Food costs could jump as fertiliser plant shuts

- By Luke Barr

BRITONS are facing the prospect of higher food prices after a US firm rejected an offer to save a crucial manufactur­ing plant, an MP has warned.

The shutdown of CF Industries’ fertiliser factory in Ince, Cheshire, is all but complete after a UKbased group of investors failed in a rescue bid. Hundreds of jobs have been lost at the facility, and CF said that the restructur­ing had cost the company £137 million.

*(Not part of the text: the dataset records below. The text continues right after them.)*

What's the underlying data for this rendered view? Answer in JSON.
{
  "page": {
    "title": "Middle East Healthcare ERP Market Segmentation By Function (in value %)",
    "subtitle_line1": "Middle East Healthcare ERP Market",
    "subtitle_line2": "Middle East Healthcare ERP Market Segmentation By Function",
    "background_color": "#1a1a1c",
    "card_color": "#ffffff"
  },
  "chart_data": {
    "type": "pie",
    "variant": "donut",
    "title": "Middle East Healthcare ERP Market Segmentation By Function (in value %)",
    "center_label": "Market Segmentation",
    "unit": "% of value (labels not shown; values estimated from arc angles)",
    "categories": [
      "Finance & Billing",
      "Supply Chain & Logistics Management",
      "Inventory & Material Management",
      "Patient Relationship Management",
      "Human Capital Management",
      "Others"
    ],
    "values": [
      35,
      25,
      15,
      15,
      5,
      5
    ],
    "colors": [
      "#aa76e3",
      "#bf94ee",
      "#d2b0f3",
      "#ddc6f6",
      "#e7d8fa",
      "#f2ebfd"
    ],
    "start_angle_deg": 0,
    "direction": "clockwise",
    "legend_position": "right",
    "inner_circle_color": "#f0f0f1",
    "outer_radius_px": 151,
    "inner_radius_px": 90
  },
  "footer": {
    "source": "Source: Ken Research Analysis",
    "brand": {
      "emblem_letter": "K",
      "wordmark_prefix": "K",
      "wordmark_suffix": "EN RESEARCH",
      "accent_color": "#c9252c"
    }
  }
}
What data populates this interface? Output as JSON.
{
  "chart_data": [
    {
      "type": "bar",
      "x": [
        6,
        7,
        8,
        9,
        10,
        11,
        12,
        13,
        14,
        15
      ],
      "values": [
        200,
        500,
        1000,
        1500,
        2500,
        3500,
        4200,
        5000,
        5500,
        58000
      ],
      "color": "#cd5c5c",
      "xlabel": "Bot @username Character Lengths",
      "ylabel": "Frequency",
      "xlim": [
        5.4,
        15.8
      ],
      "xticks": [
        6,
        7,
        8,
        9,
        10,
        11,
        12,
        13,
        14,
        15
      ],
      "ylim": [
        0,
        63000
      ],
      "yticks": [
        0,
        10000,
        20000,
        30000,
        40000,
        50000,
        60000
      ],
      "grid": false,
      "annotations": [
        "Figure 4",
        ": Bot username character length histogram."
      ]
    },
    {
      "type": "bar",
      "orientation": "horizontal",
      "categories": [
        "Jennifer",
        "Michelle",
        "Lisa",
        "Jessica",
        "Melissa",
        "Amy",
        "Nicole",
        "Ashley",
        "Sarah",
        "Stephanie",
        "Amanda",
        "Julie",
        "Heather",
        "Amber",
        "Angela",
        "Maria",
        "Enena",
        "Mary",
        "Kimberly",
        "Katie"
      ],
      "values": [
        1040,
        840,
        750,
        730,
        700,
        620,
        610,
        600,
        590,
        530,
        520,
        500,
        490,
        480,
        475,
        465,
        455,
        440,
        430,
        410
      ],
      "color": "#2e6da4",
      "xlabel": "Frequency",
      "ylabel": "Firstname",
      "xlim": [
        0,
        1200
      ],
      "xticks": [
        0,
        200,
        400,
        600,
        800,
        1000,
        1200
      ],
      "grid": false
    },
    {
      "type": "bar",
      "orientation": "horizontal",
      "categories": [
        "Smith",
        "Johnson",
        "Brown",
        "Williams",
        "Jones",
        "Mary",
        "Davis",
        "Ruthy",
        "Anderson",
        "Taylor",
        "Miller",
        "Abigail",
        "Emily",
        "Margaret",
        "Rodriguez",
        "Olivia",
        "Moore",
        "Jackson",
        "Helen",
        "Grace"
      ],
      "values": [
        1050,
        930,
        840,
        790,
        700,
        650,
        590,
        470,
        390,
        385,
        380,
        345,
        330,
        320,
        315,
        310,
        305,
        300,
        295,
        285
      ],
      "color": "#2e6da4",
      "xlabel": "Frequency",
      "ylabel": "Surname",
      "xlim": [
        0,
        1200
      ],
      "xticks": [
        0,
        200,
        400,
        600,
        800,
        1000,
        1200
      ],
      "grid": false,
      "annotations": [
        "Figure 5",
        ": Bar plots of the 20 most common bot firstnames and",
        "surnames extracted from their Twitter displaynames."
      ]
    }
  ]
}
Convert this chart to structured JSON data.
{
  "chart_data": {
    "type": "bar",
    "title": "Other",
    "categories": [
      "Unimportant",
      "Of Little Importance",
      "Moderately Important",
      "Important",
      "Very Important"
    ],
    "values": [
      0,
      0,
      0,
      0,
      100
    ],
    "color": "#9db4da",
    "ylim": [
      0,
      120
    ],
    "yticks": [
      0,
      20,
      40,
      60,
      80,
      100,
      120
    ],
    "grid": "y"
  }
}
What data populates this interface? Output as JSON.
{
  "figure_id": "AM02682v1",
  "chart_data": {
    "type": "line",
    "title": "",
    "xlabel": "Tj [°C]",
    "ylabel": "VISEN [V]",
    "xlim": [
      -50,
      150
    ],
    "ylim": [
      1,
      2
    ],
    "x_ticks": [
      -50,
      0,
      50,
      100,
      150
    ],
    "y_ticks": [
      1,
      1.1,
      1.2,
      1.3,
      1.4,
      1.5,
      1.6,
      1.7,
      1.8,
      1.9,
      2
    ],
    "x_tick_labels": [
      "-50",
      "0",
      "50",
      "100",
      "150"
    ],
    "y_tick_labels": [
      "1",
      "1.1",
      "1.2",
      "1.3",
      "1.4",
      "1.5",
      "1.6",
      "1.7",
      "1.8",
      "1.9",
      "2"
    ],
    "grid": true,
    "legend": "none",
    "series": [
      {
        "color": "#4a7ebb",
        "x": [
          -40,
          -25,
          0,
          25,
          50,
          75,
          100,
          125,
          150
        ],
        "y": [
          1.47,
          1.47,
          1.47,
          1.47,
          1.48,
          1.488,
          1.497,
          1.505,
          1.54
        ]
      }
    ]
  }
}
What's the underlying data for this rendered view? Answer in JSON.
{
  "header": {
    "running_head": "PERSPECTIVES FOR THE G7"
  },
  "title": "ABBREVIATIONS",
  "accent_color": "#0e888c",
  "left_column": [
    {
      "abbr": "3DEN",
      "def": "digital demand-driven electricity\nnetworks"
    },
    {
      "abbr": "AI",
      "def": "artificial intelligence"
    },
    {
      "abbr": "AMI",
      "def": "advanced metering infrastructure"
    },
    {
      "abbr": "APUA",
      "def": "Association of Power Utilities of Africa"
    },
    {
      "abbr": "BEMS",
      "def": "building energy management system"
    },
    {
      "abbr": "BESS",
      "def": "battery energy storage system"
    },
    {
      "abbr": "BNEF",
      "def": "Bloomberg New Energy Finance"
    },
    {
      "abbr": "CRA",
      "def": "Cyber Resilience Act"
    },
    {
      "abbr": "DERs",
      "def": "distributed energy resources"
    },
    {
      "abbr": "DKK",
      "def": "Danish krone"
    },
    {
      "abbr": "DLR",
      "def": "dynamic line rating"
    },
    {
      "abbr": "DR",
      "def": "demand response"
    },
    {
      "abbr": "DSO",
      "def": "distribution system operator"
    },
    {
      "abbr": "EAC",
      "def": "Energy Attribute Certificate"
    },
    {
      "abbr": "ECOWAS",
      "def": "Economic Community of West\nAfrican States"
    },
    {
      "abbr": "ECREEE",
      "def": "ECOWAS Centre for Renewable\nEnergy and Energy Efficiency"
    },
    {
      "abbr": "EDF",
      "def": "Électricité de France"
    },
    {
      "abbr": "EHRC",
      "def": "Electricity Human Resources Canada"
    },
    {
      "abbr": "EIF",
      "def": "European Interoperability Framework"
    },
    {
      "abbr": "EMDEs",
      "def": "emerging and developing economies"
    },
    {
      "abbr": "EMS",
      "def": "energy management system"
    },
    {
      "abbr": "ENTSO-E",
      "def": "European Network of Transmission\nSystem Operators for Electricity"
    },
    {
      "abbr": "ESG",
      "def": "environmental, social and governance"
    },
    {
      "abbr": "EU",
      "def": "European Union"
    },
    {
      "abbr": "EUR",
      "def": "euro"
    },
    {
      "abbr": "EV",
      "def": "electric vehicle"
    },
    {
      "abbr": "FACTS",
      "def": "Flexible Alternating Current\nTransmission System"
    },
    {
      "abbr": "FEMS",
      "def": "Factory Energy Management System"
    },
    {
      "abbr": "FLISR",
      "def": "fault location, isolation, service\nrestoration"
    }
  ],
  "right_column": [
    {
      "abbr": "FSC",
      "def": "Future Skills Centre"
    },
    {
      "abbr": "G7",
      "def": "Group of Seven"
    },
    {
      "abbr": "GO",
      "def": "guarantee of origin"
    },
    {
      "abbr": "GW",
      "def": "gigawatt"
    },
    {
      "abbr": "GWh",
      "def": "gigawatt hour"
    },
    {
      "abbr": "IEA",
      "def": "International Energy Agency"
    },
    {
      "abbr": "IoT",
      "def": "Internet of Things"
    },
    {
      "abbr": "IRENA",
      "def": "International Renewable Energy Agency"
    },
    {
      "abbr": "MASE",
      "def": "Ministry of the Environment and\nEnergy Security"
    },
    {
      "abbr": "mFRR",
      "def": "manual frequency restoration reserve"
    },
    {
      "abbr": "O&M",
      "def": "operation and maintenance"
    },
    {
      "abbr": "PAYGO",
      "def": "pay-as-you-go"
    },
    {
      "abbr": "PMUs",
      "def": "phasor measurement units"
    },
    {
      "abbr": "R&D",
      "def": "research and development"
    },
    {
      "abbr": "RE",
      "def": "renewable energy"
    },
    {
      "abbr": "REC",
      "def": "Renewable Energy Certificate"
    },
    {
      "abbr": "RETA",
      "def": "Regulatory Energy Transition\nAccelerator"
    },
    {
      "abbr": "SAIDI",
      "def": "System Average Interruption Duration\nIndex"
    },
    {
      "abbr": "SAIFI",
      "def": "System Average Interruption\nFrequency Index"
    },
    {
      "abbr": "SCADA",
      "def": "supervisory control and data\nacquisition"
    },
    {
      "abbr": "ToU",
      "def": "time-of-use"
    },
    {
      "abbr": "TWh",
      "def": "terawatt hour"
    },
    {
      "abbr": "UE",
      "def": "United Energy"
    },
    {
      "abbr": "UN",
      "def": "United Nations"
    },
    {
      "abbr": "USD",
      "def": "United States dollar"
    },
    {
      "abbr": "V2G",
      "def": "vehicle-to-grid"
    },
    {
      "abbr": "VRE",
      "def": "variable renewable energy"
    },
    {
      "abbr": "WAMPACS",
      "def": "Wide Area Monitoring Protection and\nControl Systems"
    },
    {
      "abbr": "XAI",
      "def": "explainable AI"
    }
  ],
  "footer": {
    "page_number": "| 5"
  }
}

CF produces 60 per cent of Britain’s CO2 supplies as a by-product of agricultur­al fertiliser. The gas is crucial in packing and preserving fresh food and salads.

The closure means it now has just one UK factory, in Billingham, Teesside, which CF also threatened to mothball earlier this year.

The company received a Government bailout worth millions in 2021.

Labour MP Justin Madders, whose constituen­cy includes Ince, said the factory closure means CF has a ‘strangleho­ld over fertiliser prices in the UK’.

He said: ‘It means that we are far more exposed to global shocks. The monopoly that CF has got is going to put upward pressure on food prices.’

The Mail on Sunday previously revealed that the former head of the Army, Lord Dannatt, was spearheadi­ng a plan to snap up the plant.

A member of his consortium said he was ‘massively disappoint­ed and very surprised’ that CF did not want to sell.

A CF spokesman said it had spoken with several parties but no offer ‘appeared likely to secure the long-term future’ of the facility.